Consider a Kafka topic with one partition. A producer sends messages with keys 1, 2, 3 in that order. The consumer reads from this partition. What order will the consumer receive the messages?
Producer sends messages: [1, 2, 3] Consumer reads messages from partition 0
Think about how Kafka guarantees ordering within a partition.
Kafka guarantees that messages within a single partition are delivered in the order they were produced. So the consumer will receive messages 1, 2, 3 in that exact order.
A Kafka topic has 3 partitions. A producer sends messages with keys 1 to 6, distributed across partitions. The consumer reads from all partitions. What can be said about the order of messages received?
Producer sends messages with keys 1 to 6 across 3 partitions Consumer reads from all partitions
Recall Kafka's ordering guarantees across partitions.
Kafka guarantees ordering only within each partition. Across partitions, messages can be interleaved in any order.

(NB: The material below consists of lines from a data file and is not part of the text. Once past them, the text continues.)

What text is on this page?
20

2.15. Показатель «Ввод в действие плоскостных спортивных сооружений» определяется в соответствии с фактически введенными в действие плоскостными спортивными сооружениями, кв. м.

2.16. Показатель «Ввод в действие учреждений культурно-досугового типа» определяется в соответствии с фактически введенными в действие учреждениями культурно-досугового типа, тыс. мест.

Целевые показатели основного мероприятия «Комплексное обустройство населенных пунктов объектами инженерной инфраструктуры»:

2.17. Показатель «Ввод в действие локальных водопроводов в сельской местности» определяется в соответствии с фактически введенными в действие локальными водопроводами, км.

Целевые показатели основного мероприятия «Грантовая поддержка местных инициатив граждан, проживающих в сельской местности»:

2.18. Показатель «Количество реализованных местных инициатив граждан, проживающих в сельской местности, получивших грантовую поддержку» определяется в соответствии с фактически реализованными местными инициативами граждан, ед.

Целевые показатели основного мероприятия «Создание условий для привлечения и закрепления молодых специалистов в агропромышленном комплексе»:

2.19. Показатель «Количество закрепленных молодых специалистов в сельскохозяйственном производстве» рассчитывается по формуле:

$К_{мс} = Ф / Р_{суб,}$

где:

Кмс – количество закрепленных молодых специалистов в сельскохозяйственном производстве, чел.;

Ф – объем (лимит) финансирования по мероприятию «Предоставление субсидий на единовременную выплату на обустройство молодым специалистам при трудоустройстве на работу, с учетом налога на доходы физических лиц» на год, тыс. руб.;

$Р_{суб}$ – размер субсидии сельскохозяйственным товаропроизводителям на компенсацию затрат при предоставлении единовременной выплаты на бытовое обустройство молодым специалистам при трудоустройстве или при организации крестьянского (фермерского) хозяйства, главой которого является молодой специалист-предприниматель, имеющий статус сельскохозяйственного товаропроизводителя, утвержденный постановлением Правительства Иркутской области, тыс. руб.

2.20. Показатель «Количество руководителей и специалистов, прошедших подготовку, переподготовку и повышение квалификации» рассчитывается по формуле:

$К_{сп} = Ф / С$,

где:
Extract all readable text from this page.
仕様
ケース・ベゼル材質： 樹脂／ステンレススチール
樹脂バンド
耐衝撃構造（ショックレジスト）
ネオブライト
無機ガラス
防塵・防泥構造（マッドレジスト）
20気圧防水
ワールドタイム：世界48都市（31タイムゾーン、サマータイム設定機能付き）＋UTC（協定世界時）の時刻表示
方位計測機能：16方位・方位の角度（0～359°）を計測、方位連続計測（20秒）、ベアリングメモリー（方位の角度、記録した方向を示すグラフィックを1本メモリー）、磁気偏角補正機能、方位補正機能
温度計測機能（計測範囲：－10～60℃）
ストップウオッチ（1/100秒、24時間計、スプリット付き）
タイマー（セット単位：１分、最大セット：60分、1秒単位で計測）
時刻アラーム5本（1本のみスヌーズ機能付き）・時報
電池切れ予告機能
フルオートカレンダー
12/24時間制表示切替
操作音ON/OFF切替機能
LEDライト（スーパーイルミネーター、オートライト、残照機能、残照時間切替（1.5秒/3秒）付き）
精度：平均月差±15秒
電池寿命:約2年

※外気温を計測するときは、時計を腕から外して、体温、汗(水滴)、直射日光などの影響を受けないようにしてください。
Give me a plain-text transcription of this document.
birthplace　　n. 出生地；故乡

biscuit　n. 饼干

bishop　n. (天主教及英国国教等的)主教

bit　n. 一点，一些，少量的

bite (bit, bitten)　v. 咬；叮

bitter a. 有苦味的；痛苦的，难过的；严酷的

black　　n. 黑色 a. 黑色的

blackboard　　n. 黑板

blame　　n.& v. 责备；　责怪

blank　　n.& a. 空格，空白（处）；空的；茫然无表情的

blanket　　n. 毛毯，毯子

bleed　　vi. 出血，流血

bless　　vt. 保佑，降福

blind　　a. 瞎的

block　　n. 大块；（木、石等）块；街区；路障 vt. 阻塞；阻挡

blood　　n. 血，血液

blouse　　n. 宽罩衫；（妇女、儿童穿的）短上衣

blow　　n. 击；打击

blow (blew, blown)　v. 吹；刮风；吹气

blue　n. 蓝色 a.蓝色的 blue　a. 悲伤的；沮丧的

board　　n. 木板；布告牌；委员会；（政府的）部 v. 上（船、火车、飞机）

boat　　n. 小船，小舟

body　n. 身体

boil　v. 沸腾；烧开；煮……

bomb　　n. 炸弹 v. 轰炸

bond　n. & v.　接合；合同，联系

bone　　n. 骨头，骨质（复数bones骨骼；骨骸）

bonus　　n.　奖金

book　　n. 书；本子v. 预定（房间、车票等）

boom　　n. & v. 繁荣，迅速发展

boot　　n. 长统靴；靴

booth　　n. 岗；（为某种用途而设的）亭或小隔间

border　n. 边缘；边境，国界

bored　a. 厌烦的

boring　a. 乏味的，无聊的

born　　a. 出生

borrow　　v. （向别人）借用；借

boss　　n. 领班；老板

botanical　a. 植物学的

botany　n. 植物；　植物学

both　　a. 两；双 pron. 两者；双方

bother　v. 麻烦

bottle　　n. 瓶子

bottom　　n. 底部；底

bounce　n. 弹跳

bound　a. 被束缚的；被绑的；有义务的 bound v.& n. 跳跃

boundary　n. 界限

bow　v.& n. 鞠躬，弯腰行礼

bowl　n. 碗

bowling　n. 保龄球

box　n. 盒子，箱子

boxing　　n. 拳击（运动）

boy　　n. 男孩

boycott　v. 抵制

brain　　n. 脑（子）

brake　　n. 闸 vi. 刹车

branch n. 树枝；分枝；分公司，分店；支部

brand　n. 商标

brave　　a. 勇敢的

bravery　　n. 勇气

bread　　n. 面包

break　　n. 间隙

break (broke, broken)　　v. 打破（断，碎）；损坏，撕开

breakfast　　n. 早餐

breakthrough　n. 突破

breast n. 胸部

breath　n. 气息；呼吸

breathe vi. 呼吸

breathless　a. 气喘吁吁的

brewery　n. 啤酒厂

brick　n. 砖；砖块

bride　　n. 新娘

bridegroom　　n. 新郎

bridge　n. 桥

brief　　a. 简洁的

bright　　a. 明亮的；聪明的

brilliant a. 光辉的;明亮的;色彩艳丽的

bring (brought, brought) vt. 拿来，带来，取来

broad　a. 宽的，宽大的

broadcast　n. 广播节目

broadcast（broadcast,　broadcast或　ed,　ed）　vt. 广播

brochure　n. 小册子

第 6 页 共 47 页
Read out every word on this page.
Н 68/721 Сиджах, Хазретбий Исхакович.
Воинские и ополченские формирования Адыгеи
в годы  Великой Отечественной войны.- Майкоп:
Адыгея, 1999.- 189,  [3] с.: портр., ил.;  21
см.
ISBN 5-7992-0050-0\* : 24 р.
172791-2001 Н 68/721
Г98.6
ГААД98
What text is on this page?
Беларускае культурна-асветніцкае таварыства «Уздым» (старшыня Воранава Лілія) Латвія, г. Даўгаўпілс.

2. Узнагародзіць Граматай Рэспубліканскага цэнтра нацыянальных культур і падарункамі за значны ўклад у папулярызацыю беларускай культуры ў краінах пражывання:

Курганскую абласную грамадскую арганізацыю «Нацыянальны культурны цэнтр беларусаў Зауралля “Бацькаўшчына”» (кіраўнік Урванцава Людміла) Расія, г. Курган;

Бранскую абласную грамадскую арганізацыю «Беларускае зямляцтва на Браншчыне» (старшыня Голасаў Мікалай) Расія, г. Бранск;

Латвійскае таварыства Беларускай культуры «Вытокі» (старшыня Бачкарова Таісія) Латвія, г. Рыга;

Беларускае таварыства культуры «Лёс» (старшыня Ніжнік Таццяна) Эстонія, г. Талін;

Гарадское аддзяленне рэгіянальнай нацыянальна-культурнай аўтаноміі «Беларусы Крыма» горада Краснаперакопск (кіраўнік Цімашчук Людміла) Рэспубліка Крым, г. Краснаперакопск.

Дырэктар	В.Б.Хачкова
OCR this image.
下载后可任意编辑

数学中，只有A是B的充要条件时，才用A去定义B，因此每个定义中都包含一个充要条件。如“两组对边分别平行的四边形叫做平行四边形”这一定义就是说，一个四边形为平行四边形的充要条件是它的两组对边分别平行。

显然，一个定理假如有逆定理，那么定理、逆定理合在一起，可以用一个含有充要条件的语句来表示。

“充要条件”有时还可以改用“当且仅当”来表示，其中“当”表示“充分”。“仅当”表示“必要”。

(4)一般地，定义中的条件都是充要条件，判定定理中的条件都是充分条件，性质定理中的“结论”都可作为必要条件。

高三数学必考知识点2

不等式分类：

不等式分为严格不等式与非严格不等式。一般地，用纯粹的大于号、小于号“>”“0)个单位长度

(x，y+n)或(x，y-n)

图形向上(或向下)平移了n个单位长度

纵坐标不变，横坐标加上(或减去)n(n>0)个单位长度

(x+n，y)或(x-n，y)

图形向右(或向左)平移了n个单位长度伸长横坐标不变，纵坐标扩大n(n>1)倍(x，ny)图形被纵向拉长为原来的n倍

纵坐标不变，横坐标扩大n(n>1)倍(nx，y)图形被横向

Kafka guarantees message order within a partition but not across partitions. Why is this design chosen?
Think about how Kafka achieves high throughput and fault tolerance.
Kafka partitions allow parallel processing and scalability. Guaranteeing order only within partitions enables this parallelism without complex global coordination.
A consumer manually tries to read offset 10 before offset 9 in a Kafka partition. What happens?
Consumer seeks to offset 10 before reading offset 9
Consider how Kafka consumers control offsets.
Kafka consumers can seek to any offset. If they seek to offset 10, they start reading from there, skipping earlier offsets. Kafka does not enforce sequential offset reading.
Kafka guarantees ordering only within partitions. How can a producer ensure strict global ordering of messages sent to a topic?
Think about how partitioning affects ordering guarantees.
Using a single partition ensures all messages are in one sequence, preserving strict global order. Multiple partitions break global ordering.